An underwater drug tunnel used to smuggle cocaine into the U.S. from Mexico has been discovered following the capture of a drug smuggler wearing scuba gear, CNN is reporting.

Honduran national Evelio Padilla-Zepeda pleaded guilty Wednesday to possession of cocaine with intent to distribute in federal court in San Diego. He was captured in April by Border Patrol agents along the All-American Canal in Calexico, California, soaking wet and wearing a wetsuit.

Near Padilla-Zepeda’s exit point from the underwater drug tunnel, according to MSN, was a “re-breather” (a piece of scuba equipment that doesn’t emit the wearer’s waste gas into the water via bubbles; by using a re-breather in the tunnel, smugglers could avoid having bubbles give away their position), as well as 55 pounds of cocaine, worth an estimated street value of $1.8 million, individually wrapped in 25 vacuum-sealed, weighted bags.

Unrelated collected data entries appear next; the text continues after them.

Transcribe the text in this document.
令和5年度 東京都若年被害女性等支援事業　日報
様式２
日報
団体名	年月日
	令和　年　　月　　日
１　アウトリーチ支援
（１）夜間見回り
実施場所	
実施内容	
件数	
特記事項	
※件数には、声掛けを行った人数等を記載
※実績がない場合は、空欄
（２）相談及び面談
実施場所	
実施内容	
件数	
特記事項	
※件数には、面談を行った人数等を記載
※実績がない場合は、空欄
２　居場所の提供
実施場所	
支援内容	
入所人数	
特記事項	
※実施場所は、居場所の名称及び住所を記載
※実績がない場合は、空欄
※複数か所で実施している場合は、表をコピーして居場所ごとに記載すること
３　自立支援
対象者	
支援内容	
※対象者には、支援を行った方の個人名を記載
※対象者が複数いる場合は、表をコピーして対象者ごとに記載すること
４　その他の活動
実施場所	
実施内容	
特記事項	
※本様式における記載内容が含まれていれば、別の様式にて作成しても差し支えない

Investigators searching the underwater drug tunnel discovered that it began, on the Mexican side, under a house in Mexical, Mexico. Drugs entered the tunnel through a trolley system, where divers wearing scuba gear would retrieve them under the water. From there, the tunnel extended 150 feet underneath the U.S. – Mexico border, emerging on the U.S. side at the All-American Canal in Calexico, California. The American exit from the underwater drug tunnel was partially obscured by rocks.

U.S. Attorney Laura Duffy said in a statement that drug smugglers will go to just about any length to get their goods into the United States.

“Drug smugglers will try anything to move their product — even scuba diving in an underwater tunnel. The ingenuity of the smugglers is matched only by our determination to thwart it, as we have done in this case.”

Tunnels – whether underground or underwater – are a favorite tool of Mexican criminals, who use them to smuggle people, drugs, and sometimes themselves to and fro. At least 100 tunnels have been found by Border Patrol agents along the U.S.-Mexican border, according to Time, since 2001. And Mexican drug lord Joaquín Guzmán Loera (“El Chapo”) has at least twice used tunnels to escape from the law, most recently breaking out of prison via a tunnel underneath the prison where he was held, according to this Inquisitr report.

Evelio Padilla-Zepeda will be sentenced December 7; he faces up to 20 years in prison and up to $1 million in fines.

As of this post, it is not clear if any other underwater drug tunnels have been discovered since Padilla-Zepeda’s arrest.